By 2023, marketers won't be able to track customers using those cookies, in large part because Google is phasing out those trackers on Chrome, as the notorious tracking technology has become unpopular with the public over the years.
Google Chrome is used by roughly two-thirds of all internet users.
Unlike browsers like Safari or Firefox, it allows third-party trackers on its platform.
Since 2020, Google has worked on several new potential replacement systems, but those proposals still hold data and privacy concerns.
Google's first stab at a new system was called FLoC, or Federated Learning of Cohorts.
Instead of tracking the browser history of individual users, FLoC would’ve grouped users with similar interests and served that group ads based on those shared interests.
Experts noted the system didn't keep advertisers from serving invasive ads on a one-to-one basis.
"The problem with cohorts is that if they're small, and the numbers we'd heard from Google were in the hundreds to maybe a couple thousand, that's really easy to re-identify if you have more information of individual users," said Sara Collins, senior policy counsel at Public Knowledge.
"With a bit more work with techniques like browser fingerprinting and others, cohort ID really would just lead back to personal identification again."
Google moved away from FLoC for a new system called Topics, which tells advertisers about a user based on 350 different categories like fitness, sports or science.
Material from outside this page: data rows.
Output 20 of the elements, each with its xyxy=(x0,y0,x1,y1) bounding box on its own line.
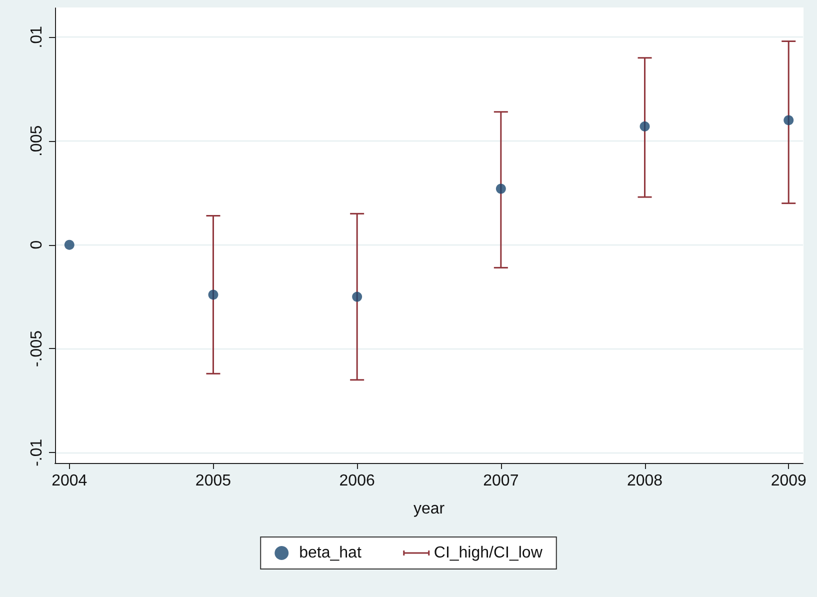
point xyxy=(496,184,506,194)
x-tick-label: 2008 xyxy=(626,472,663,490)
y-tick-label: .01 xyxy=(28,26,46,48)
point xyxy=(208,290,218,300)
x-tick-label: 2004 xyxy=(52,472,88,490)
point xyxy=(352,292,362,302)
x-tick-label: 2005 xyxy=(195,472,232,490)
legend-label: beta_hat xyxy=(299,544,362,562)
point xyxy=(784,115,794,126)
y-tick-label: .005 xyxy=(28,125,46,157)
point xyxy=(640,121,650,132)
point xyxy=(64,240,74,250)
x-tick-label: 2006 xyxy=(339,472,375,490)
x-axis-title: year xyxy=(413,500,446,518)
x-tick-label: 2007 xyxy=(483,472,519,490)
y-tick-label: 0 xyxy=(28,240,46,250)
y-tick-label: -.01 xyxy=(28,438,46,466)
text: CI_high/CI_low xyxy=(434,544,543,562)
y-tick-label: -.005 xyxy=(28,330,46,367)
x-tick-label: 2009 xyxy=(770,472,807,490)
Those topics are kept for a few weeks until they're deleted and replaced with new topics.
All that tracking happens on your device and isn’t sent to external servers. Still, it’s not sitting well with data and privacy experts.
"It seems pretty likely that it would still enable discriminatory ads, predatory ads, that kind of thing, and that's the case with any effective behavioral advertising system," said Bennett Cyphers, Electronic Frontier Federation staff technologist.
"I think it's going to enable those things because you can't have something that targets people in a rich way based on their behavior without allowing targeting to particular kinds of people who might be vulnerable to particular kinds of ads. Those two things are directly in conflict."
Experts told Newsy that until Google and other ad servers abandon all behavioral-based advertising or are incentivized to do so, there will continue to be issues like discriminatory advertising based on demographics.
"I think a proposal like topics or FLoC in a world where the U.S. and consumers around the world have effective protection by a well-written privacy law is a lot less concerning because it means behavior like browser fingerprinting is just, you know, on its face, illegal," Cyphers said.
"Therefore, the guarantees that Google is trying to make would be enforced by a regulatory agency or by you being able to sue a company that does fingerprint you, but that's not the world we live in."